Terra Sigilatta is a sedimentation process used by potters to remove coarse particles from a clay powder. It enables burnishing and gloss surfaces without the use of glaze.
Terra Sigilatta is produced using a simple sedimentation process. A clay is slurried in lots of water and allowed to settle. The fine, unsettled portion (or upper part the the sediment) is extracted and concentrated to produce the terra sigilatta slurry. It is applied to the surface of terra cotta ware (and optionally burnished). When fired it produces gloss even though no glaze (or glass development) is present. This low-fire process has a long history among indigenous cultures. Read about it at Wikipedia or search on google.com.
Potters commonly experiment with the raw clays and ball clays at their disposal in search of a desired fired effect that couples with application properties they can tolerate or adapt. Redart, for example, is a common material in North America that has been found to readily sediment into layers of differing particle sizes. Ball clays produce terrasigs of widely varying character even though their plasticities and fired maturity as raw materials can be quite similar. Deflocculants are often employed to help accelerate the sedimentation process. The difficulty in achieving a gloss surface often gives potters renewed respect for ancient and indigenous cultures that perfected the process.
Terra Sigillata can flake or crack off ware during drying and firing (especially if applied more thickly).
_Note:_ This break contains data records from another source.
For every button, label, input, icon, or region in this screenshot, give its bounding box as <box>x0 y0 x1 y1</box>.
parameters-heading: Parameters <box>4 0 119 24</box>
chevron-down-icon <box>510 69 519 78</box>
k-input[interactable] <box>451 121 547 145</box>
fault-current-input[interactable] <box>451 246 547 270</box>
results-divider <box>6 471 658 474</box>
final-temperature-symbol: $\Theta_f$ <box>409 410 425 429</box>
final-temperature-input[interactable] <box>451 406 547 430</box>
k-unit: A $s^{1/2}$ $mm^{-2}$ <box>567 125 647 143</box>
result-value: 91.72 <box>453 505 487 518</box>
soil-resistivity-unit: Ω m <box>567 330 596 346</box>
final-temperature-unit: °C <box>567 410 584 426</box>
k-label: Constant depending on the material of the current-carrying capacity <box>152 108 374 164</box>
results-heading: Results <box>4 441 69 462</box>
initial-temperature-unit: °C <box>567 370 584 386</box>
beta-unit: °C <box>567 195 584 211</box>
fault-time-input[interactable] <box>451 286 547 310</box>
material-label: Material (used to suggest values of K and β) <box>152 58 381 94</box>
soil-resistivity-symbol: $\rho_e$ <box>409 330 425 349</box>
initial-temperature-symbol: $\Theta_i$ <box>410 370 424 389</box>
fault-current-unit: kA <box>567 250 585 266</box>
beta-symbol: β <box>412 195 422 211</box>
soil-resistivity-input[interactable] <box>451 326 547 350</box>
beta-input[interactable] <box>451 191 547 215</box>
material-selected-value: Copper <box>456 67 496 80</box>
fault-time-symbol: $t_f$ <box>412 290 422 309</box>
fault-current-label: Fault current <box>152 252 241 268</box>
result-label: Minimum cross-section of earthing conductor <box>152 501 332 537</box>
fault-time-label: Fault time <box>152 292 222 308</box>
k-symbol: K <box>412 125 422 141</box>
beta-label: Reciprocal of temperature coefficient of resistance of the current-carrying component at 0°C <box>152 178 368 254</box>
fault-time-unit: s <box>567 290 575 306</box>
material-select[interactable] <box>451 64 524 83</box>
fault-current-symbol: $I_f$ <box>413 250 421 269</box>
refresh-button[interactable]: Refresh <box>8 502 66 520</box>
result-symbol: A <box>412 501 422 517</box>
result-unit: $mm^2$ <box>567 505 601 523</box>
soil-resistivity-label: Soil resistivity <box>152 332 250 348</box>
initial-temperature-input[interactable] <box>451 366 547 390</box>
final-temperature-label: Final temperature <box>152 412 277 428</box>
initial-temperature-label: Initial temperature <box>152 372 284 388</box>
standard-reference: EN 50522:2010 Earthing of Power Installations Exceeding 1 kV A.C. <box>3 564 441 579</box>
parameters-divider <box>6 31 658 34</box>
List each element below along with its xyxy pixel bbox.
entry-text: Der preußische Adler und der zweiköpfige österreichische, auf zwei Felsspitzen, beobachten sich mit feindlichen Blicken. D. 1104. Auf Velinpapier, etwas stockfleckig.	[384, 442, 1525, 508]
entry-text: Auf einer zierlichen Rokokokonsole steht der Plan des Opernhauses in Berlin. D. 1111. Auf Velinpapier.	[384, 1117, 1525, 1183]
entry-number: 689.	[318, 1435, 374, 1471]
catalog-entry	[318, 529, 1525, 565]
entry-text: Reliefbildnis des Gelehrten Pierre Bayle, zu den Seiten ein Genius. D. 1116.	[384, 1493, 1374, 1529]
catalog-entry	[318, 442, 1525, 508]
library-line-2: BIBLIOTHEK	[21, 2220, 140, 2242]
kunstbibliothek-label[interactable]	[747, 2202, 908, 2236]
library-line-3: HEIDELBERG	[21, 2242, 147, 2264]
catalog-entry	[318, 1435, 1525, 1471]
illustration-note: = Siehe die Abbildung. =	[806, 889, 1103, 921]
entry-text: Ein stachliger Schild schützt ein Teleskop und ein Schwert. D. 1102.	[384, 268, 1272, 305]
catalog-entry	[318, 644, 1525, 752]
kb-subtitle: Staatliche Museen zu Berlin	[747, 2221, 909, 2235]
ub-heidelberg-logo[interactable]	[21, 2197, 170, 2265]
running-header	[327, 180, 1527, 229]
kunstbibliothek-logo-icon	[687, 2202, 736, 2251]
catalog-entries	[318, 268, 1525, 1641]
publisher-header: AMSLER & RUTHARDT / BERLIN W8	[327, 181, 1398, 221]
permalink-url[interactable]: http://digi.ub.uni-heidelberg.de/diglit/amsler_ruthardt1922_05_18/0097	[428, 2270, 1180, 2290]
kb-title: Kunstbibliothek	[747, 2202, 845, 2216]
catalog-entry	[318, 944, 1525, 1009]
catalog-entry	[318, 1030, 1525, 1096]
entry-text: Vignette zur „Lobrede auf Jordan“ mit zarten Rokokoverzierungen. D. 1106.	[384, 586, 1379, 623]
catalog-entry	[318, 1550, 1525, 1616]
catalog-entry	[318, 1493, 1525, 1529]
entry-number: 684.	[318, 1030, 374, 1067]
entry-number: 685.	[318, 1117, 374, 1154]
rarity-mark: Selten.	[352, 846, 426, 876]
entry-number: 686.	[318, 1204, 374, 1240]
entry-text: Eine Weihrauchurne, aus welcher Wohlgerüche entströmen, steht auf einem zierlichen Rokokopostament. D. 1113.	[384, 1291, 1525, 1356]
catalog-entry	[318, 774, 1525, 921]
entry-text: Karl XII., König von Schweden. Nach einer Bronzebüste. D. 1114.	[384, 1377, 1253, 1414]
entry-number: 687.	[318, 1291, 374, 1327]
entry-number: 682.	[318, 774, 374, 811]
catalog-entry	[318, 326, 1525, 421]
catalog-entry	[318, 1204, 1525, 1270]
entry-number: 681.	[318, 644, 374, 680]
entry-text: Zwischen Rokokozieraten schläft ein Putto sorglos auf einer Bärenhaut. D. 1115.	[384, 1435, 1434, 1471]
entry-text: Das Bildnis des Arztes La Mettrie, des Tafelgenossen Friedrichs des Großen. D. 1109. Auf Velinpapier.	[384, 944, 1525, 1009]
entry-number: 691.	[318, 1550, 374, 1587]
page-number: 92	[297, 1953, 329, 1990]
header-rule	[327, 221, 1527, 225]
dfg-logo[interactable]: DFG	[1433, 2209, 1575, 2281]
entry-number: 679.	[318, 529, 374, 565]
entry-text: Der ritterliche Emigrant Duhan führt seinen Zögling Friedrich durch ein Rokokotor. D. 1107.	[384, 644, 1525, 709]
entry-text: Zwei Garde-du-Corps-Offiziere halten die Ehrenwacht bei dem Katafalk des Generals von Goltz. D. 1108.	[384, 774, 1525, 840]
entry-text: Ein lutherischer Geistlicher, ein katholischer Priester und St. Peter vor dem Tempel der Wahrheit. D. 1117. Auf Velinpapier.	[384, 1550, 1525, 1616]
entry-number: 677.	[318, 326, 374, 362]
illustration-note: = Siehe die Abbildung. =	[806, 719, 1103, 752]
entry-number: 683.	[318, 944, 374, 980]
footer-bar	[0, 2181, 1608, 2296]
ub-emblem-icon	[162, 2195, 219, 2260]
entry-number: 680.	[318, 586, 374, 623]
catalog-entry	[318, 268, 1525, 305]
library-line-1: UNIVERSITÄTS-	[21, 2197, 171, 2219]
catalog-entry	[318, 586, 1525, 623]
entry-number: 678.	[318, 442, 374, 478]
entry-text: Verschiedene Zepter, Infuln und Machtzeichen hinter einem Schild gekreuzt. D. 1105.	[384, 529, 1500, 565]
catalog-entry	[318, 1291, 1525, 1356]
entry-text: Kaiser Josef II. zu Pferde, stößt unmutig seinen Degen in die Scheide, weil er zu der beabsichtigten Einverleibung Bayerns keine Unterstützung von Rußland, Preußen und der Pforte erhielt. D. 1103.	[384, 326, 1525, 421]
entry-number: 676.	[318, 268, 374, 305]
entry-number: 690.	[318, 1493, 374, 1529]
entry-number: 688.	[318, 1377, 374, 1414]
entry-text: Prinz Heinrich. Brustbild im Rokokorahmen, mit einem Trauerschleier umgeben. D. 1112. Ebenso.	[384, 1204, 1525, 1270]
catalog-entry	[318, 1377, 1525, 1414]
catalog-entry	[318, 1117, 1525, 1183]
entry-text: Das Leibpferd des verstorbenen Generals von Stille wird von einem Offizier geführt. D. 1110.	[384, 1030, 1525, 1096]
Thus it needs to have a drying and firing shrinkage similar to the body. And EBCT test can be used to determine the compatibility. If it is flaking off during drying (as evidenced by the EBCT bar bending toward the body during drying), then add some bentonite to increase drying shrinkage. If the EBCT bar bends toward the terrasig it may be necessary to calcine some of it to reduce drying shrinkage. If it flakes off during firing (the EBCT bar bends toward the body) then add some feldspar or a Frit to make it more vitreous. If the EBCT bar bends toward the terrasig during firing then you will need to add something refractory to reduce its maturity (e.g. calcined alumina is available in very fine particle sizes).
There is an interesting scientific side to the process (pointed out to us by Juan Figueroa Dorrego). Sedimentation of free falling particles in water follows Stokes Law. The law predicts the speed of the particle sedimentation based on size. According to an article by Sonja S. Singer (Industrial Ceramics - London, 1963 - Chapman & Hall Ltd.), in 20 hours a 2 micron particle will settle 20-25 cm. That means that the height of the container is important. If it is too shallow significant amounts of the finer particles could sediment on the bottom.
Terra Sigillata by Monika Smith 2016
The gloss on this low fire red clay is not the product of a glaze or any kind of glass development. It is from a layer of incredibly fine clay on the surface (a process called Terra Sigillata). It is the product of a lengthy research project by Monika. She investigated many materials, techniques, clay bodies and firing schedules.
Can terra cotta ware resist an open flame? Yes.
This is a road-side stand in Mexico in 2016. Each of these "cazuelas" (casseroles) have a flame under them to keep the food inside warm. The pedestal is unglazed. The ware is thick and heavy. The casseroles are hand decorated with under glaze slip colors and a very thin layer of lead glaze is painted over (producing a terra sigilatta type appearance, but with brush stoke texture). These have been made and used here for hundreds years. How can they not crack over an open flame? The flame is small. The clay is fired as low or lower than potters in Canada or the US would even fired their bisque. It is porous, open and able to absorb the stresses. They know these pieces are not strong, so they treat them with care.